Submitted by Entergy Corporation
In a couple sentences, Jude Orgeron, an Entergy Louisiana operations coordinator, cut to the core of what it’s like for crews working around the clock in swamps and marshes to bring back power to the hardest hit areas of the Bayou State:
“It’s hot. There are Mosquitoes and alligators. It’s a mess of mud, and quite frankly, the environment can be miserable at times.”
While these are extreme conditions for any lineworker, South Louisiana’s terrain became an even greater challenge for thousands of restoration workers from more than 40 states who are repairing and rebuilding the electric system following Hurricane Ida’s historic winds. Many have never worked such a hot and humid environment, much less stumbled upon an alligator during their workday. But despite these challenges, they’re giving it their all.

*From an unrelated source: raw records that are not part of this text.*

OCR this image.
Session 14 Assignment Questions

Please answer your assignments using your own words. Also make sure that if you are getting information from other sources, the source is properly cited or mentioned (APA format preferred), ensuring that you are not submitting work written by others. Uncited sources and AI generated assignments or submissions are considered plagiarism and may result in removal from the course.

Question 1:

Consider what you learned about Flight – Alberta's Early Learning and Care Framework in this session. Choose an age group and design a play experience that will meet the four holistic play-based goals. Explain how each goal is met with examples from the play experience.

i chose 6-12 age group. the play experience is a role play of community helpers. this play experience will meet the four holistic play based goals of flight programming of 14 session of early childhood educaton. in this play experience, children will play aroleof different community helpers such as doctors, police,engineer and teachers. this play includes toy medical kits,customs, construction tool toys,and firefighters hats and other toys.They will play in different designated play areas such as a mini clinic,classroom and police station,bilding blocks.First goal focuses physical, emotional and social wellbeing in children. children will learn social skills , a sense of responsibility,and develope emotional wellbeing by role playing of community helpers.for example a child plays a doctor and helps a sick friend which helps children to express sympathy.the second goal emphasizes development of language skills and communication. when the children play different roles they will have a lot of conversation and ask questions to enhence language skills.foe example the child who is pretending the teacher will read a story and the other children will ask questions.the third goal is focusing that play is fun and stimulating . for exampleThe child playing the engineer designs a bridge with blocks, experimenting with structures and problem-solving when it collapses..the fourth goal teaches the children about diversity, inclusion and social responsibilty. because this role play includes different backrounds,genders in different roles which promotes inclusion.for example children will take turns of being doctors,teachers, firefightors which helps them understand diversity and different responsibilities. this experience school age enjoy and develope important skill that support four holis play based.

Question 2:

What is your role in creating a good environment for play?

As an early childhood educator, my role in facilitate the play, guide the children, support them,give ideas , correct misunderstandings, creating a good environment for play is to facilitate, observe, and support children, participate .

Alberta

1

Zach Young, an Entergy lineworker who is overseeing hundreds of workers from beyond Louisiana’s borders, said he recently observed a crew from Chicago who were soaking wet and tired but, amazingly, were relentless in their quest to continue repairing broken poles and crossarms in the marshes of Jefferson Parish. Although this is the most grueling work some crews have ever encountered, Young said, they continue to arrive at the marshes around dawn each day in hope of resurrecting another key piece of Entergy’s distribution system.
“It doesn’t matter what job you give them,” Young said, adding, “They really enjoy this kind of hard work. It means everything to them to get the job done.”
Varying depths of mud, scattered growths of vegetation and vast stretches of water require crews to utilize heavy-duty boots, specific clothes and equipment, as well as high-water vehicles, airboats, barges, drones and helicopters. Given the extreme and often unfamiliar conditions, crews review a long list of safety protocols before taking on a job each morning. They then work toward the unified goal of restoring power to a foreign land, leaving the marsh after each job covered in mud, sweat and a sense of satisfaction that poles and wire are back in the air.
Ida caused more damage to Louisiana’s distribution system than Hurricanes Katrina, Delta and Zeta combined, and it’s the craft and unique skillsets of lineworkers to overcome any terrain — including swamps and marshes — that continue to be critical in bringing back power to South Louisiana communities.
Entergy Corporation is an integrated energy company engaged primarily in electric power production and retail distribution operations. Entergy delivers electricity to 2.9 million utility customers in Arkansas, Louisiana, Mississippi and Texas.